Надя знала, что сейчас начнутся дефиниции – что есть собственно добро; она таких разговоров не поддерживала, потому что не умела. Но Михаил Алексеевич не стал мелочиться и пропустил ее лепет мимо ушей.
– Я думаю, – говорила она, – если каждый…
– В мире станет ни охнуть, ни вздохнуть. Молодые будут гибнуть, а старик – кому нужен? Нет, Наденька, живите для себя, не заботясь ни о каком смысле, пока он сам к вам не явился. А добро пусть делают те, кто больше ничего не умеет.
Прелестный человек, подумала она с неприязнью, но какой холодный человек. Он в самом деле принадлежит к особой породе. Многие ее табу для него вовсе ничего не значили. И человека, сидевшего в гостях прямо напротив нее, Надя недолюбливала, ибо чувствовала за его вечными шутками серьезную, нешуточную гниль: дьявол знает, какую выбрать брешь. Относительность страшней всякого фанатизма. Неретинский был личность известная. То есть как, собственно, известная? Среди ленинградской молодежи, той, которая от одних отстала, а к другим не пристала, среди отпрысков мелкого дворянства, музыкантства, учительства, среди тех, кого перелом застал в книжном, по большей части циничном отрочестве, – он был известен и даже любим, но ведь что это была за среда? Надя ее ненавидела временами, как ненавидят только своих; лишенные почвы, они выбрали иронию, насмешку всех надо всем, и она сомневалась, что в должный миг им этого хватит. А что должный миг настанет – она знала непреложно, потому что воздух сгущался.
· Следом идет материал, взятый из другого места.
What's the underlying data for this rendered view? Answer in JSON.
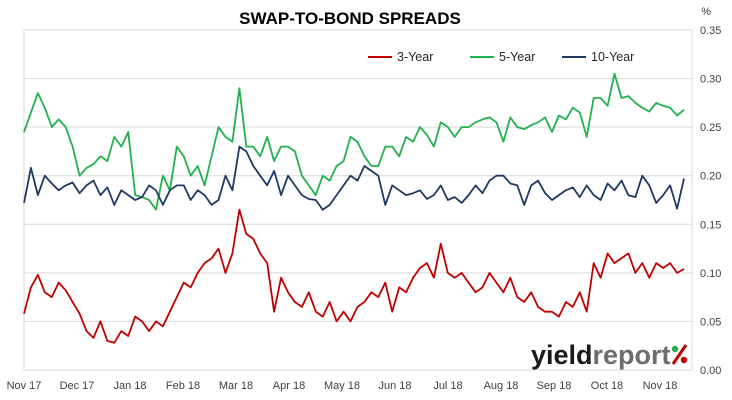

Она недолюбливала Альтергейма, хоть и жалела его, – и, может быть, именно за то недолюбливала, что не могла как следует пожалеть: в самый миг, когда, казалось, он становится виден, ясен и трогателен – он это чувствовал и вдруг оборачивался чем-то иным, как джокер. Ей не слишком нравился Стечин, этот, в клетчатом, говоривший, что из всей мировой литературы стоит читать две-три строчки из Чосера, одно предложение из Пруста и раннего Демьяна Бедного; у Стечина была пресерьезная теория на этот счет – он доказывал, что в искусстве главное цельность, монолитность, а все тексты, написанные до Барцева, отличаются рыхлостью и пестротой. «Правильный роман – только у Барцева. Вот где монолит – слова не всунешь». Он цитировал оттуда, но Надя ничего не запоминала; чувство было, что Барцев пишет сначала обычную фразу, потом выворачивает наизнанку ее смысл, а потом переписывает словами, максимально удаленными от первоначальных, совсем из другого пласта. Получалось что-то вроде: «Басилевс, изогнуто выхватываясь из натужных смычек с пестрообутыми, бесчинствовал драконически, изъязвляясь…» «Барцев в лепешку разбивается, чтобы слово зазвучало», – говорила Лика Гликберг, чьих сентенций никто не понимал. «Как Бедный», – вставлял Стечин, и Лика важно кивала.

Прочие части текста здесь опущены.